Disaster Recovery & Backup:
- Design and implement disaster recovery (DR) strategies for cloud environments.
- Conduct regular DR testing to validate backup and recovery processes.
- Implement backup policies ensuring business continuity in case of failures.
Documentation & Reporting:
- Create and maintain comprehensive documentation for cloud configurations, processes, and procedures.
- Generate operational reports on system health, performance metrics, and incidents.
Qualifications & Requirements:
- Bachelor’s degree in Computer Science, Information Technology, or related field.
- 6+ years of experience in Cloud Operations Engineering or a similar role.

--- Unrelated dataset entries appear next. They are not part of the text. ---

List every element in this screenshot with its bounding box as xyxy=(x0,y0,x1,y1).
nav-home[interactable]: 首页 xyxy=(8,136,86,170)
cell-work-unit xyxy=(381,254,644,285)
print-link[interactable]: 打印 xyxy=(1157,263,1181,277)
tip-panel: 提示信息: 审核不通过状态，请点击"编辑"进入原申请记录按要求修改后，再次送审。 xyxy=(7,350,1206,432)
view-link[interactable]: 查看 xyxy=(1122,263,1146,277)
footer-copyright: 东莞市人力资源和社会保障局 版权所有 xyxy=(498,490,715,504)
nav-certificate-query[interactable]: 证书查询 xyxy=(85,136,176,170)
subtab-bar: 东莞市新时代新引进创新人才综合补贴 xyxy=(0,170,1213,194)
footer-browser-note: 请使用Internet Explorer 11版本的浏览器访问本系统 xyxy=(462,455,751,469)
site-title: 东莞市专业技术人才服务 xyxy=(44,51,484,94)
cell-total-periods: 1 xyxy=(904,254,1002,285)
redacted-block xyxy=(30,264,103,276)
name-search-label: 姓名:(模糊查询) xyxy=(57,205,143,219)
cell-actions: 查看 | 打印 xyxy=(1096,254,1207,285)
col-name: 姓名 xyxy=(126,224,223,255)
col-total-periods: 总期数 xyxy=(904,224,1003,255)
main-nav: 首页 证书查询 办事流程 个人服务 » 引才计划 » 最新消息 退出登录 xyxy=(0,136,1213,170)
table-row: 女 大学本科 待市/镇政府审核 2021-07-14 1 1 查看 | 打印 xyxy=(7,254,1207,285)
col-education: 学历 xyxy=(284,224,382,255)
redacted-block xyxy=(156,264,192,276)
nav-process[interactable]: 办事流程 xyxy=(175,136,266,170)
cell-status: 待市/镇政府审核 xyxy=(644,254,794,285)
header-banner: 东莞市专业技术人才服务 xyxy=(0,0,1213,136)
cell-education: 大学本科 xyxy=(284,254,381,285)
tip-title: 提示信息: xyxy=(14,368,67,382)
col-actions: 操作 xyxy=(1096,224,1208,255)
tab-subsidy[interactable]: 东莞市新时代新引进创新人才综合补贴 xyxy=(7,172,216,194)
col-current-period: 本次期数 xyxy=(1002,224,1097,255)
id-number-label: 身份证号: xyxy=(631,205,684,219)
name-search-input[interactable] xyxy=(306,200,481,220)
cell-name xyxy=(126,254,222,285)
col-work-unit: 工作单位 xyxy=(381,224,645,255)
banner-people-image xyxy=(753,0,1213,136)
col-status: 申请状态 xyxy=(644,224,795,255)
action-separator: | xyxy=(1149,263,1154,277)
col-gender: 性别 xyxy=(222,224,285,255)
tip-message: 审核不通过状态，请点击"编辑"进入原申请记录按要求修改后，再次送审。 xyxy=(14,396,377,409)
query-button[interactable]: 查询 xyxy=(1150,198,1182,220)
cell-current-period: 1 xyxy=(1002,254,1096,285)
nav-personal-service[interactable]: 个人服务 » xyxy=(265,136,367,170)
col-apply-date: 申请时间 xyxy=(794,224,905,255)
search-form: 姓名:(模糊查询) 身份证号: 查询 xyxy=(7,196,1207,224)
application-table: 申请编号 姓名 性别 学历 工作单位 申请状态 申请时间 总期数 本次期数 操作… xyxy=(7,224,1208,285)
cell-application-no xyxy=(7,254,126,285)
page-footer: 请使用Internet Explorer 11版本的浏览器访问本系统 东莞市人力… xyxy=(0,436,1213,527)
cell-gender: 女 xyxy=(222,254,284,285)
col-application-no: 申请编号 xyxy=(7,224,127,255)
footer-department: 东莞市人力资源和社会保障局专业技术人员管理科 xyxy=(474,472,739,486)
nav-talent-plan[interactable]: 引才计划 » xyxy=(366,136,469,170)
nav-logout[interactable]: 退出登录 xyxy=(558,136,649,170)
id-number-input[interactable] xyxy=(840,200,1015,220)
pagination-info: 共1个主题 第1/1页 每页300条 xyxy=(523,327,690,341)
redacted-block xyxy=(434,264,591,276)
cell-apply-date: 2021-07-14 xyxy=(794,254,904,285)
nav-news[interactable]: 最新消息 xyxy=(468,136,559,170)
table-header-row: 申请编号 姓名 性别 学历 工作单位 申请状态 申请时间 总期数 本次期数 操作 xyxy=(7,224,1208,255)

- Strong expertise in Azure Cloud and experience with other platforms like AWS or GCP is a plus.
- Proficiency in scripting & automation (Python, Bash, PowerShell, Go).
- Experience working with Azure DevOps, GitLab CI/CD pipelines, and automation workflows.
- Hands-on experience with Infrastructure as Code (IaC) tools such as Terraform, ARM templates.
- Familiarity with containerization & orchestration (Docker, Kubernetes, Helm, ArgoCD).
- Experience with monitoring & logging tools (Prometheus, Grafana, Azure Monitoring Service, ELK Stack, Graylog/Loki).
- Strong knowledge of cloud security best practices.
- Problem-solving mindset with strong troubleshooting skills.
- Excellent communication & collaboration skills to work effectively in cross-functional teams.
- Azure Certifications: Microsoft Certified: Azure Administrator, Azure Solutions Architect, ITIL (preferred).